The Chernobyl studies presented in Table 1 may be used to obtain an approximate risk factor for all CM in those exposed to fission spectrum radionuclides as assessed by Cs-137 area contamination. We can employ the data from Wertelecki et al. [30] on internal contamination to assess doses from Cs-137 and Sr- 90. The excess relative risk (ERR) for all CM follows a “hogsback” shaped response and is about 0.5 per mSv at 1 mSv saturating at between 0.1 to 0.2 per mSv at 10 mSv based on cumulative dose as assessed by ICRP models using Cs-137 area contamination as a basis of calculations.

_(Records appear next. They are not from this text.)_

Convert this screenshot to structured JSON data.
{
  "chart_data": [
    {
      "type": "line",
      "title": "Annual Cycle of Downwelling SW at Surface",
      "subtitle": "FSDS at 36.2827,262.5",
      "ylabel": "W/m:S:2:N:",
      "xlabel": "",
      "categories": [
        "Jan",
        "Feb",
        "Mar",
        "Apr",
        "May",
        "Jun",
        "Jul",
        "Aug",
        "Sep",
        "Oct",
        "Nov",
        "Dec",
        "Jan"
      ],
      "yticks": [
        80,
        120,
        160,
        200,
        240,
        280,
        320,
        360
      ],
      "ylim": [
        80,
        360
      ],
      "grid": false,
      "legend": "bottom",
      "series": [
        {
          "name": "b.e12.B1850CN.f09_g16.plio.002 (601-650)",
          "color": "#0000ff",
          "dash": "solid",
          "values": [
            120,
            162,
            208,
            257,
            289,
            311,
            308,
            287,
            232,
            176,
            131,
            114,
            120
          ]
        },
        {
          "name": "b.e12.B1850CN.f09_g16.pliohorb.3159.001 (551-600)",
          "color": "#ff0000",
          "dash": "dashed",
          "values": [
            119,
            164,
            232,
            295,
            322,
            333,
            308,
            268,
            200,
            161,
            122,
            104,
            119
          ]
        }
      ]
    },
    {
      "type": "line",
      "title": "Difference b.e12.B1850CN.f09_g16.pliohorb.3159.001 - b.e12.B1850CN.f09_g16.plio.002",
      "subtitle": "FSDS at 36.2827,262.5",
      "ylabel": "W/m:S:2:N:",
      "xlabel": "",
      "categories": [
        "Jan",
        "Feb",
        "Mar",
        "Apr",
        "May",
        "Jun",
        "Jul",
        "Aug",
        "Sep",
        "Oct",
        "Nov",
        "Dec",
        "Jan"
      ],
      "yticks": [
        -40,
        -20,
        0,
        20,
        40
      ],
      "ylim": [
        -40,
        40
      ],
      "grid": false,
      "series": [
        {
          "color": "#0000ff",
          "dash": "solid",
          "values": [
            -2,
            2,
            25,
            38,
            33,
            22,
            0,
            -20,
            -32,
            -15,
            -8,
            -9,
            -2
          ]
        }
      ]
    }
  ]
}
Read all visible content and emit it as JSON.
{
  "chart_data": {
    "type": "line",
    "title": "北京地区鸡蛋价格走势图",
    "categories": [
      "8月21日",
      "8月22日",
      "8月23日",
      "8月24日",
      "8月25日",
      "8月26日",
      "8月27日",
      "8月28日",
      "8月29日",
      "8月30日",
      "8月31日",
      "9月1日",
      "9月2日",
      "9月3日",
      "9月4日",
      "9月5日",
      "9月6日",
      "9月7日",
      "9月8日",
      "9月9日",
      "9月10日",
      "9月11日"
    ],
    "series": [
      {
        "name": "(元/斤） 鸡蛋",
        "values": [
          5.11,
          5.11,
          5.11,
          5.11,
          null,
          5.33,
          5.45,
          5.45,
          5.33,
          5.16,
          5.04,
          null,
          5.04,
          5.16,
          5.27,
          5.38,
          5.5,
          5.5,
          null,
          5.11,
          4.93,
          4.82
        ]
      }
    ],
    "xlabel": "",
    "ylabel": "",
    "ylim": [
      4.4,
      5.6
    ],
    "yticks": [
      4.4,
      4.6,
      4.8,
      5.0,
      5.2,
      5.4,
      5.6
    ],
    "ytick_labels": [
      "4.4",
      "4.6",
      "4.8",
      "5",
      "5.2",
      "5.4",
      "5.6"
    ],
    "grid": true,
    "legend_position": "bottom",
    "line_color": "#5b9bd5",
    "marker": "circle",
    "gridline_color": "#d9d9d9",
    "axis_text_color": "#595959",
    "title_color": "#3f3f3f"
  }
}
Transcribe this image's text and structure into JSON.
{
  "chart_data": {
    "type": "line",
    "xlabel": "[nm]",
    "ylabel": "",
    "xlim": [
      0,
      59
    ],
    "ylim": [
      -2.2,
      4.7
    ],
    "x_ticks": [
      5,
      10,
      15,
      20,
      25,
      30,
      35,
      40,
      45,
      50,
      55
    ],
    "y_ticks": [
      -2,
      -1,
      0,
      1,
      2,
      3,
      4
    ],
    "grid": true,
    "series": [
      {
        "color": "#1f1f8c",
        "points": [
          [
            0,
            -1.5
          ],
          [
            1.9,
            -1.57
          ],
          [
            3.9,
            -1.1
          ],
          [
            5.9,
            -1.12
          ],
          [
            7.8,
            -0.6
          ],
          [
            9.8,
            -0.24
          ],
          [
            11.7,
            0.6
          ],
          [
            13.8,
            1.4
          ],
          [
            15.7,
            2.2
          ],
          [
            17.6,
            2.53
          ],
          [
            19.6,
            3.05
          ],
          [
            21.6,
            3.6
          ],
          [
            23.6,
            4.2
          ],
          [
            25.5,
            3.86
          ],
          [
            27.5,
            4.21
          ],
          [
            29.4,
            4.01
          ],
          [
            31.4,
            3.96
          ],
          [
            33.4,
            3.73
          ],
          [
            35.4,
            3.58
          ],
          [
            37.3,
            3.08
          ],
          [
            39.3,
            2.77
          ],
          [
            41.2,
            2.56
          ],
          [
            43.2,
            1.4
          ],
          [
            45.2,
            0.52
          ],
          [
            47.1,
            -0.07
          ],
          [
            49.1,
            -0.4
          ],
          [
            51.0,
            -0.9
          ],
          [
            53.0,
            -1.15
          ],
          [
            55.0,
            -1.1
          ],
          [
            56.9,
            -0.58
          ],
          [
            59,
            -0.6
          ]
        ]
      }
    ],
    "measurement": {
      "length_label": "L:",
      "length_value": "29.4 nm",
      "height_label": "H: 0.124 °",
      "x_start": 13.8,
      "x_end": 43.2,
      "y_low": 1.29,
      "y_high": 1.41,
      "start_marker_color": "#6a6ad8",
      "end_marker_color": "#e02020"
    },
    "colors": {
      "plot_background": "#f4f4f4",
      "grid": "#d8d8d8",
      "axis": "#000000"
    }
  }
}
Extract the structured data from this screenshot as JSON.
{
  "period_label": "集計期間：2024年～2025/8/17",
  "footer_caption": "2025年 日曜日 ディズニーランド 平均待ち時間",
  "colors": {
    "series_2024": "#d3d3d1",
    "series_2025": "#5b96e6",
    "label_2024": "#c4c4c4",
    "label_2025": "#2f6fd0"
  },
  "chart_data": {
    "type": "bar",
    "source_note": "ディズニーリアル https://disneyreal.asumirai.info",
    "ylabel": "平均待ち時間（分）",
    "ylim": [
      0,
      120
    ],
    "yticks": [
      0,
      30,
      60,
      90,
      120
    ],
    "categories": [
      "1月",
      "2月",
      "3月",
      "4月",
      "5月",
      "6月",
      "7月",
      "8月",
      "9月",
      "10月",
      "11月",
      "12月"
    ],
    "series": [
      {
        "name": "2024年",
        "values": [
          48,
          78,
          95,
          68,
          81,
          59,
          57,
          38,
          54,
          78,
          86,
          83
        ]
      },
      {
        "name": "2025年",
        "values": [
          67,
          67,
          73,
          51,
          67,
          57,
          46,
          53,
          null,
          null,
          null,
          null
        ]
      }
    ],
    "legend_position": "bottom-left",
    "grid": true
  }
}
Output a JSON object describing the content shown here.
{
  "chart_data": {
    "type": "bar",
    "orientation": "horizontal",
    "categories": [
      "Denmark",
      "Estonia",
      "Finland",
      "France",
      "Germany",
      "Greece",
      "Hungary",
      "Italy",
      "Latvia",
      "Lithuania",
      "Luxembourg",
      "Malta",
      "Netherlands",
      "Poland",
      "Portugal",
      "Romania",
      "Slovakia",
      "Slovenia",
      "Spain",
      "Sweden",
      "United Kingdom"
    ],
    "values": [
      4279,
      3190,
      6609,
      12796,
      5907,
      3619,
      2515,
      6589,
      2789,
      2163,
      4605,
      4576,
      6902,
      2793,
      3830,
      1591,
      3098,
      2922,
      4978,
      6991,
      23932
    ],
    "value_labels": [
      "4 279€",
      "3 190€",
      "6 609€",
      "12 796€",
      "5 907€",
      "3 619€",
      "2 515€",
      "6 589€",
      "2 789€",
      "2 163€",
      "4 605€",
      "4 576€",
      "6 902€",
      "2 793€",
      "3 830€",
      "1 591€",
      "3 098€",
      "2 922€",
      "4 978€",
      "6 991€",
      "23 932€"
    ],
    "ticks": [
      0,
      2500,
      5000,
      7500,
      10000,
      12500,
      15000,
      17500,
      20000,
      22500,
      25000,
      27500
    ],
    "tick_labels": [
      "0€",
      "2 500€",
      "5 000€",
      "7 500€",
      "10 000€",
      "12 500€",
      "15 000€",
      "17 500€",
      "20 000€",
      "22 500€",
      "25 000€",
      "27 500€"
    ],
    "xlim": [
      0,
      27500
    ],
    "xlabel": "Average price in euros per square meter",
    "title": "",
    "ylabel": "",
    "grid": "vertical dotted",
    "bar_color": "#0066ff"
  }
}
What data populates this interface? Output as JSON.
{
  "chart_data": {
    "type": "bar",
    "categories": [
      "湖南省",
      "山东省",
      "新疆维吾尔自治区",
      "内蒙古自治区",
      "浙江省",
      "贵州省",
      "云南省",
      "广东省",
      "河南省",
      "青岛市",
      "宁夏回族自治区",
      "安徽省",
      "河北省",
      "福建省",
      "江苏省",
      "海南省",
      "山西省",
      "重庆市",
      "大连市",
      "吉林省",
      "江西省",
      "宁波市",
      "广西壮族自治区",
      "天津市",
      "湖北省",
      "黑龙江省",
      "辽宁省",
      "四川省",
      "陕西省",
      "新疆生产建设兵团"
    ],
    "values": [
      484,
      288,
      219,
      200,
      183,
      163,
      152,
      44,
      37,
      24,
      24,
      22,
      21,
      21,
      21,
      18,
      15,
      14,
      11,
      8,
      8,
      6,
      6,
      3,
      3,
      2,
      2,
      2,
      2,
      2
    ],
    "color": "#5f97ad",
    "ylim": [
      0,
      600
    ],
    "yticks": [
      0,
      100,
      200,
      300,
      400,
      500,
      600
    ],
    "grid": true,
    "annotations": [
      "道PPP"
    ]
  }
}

This means that the background rate will double or treble up to 10 mSv exposure and thereafter flatten out or fall. But it also results in a 50% excess risk at doses as low as 1 mSv. This ERR and dose response model accommodates all the observational data from Chernobyl and also elsewhere. We must make it clear that this model is for mixed internal and external exposure to fission product contamination doses as employed by UN agencies and may not necessarily apply to pure external exposures (e.g., X-rays, gamma- rays). However, it should be noted that Stewart’s finding of a 40% excess risk of childhood leukemia after a 10 mSv obstetric X-ray dose [71] is comparable with what is found at these higher doses in this review.
Conclusion
Genetically induced malformations, cancers, and numerous other health effects in the children of populations who were exposed to low doses of ionizing radiation have been unequivocally demonstrated in scientific investigations. Using data from Chernobyl effects we find a new ERR for CM of 0.5 per mSv at 1 mSv falling to 0.1 per mSv at 10 mSv exposure and thereafter remaining roughly constant. This is for mixed fission products as defined though external exposure to Cs-137. Results show that current radiation risk models fail to predict or explain the many observations and should be abandoned. Further research and analysis of previous data is suggested, but prior assumptions of linear dose response, assumptions that internal exposures can be modelled using external risk factors, that chronic and acute exposures give comparable risks and finally dependence on interpretations of the high dose ABCC studies are all seen to be unsafe procedures.
Acknowledgements
We are grateful to Marvin Resnikoff and Rick Haaker for running the Microshield program for dose rates over contaminated areas.
Notes
The authors have no conflicts of interest associated with material presented in this paper.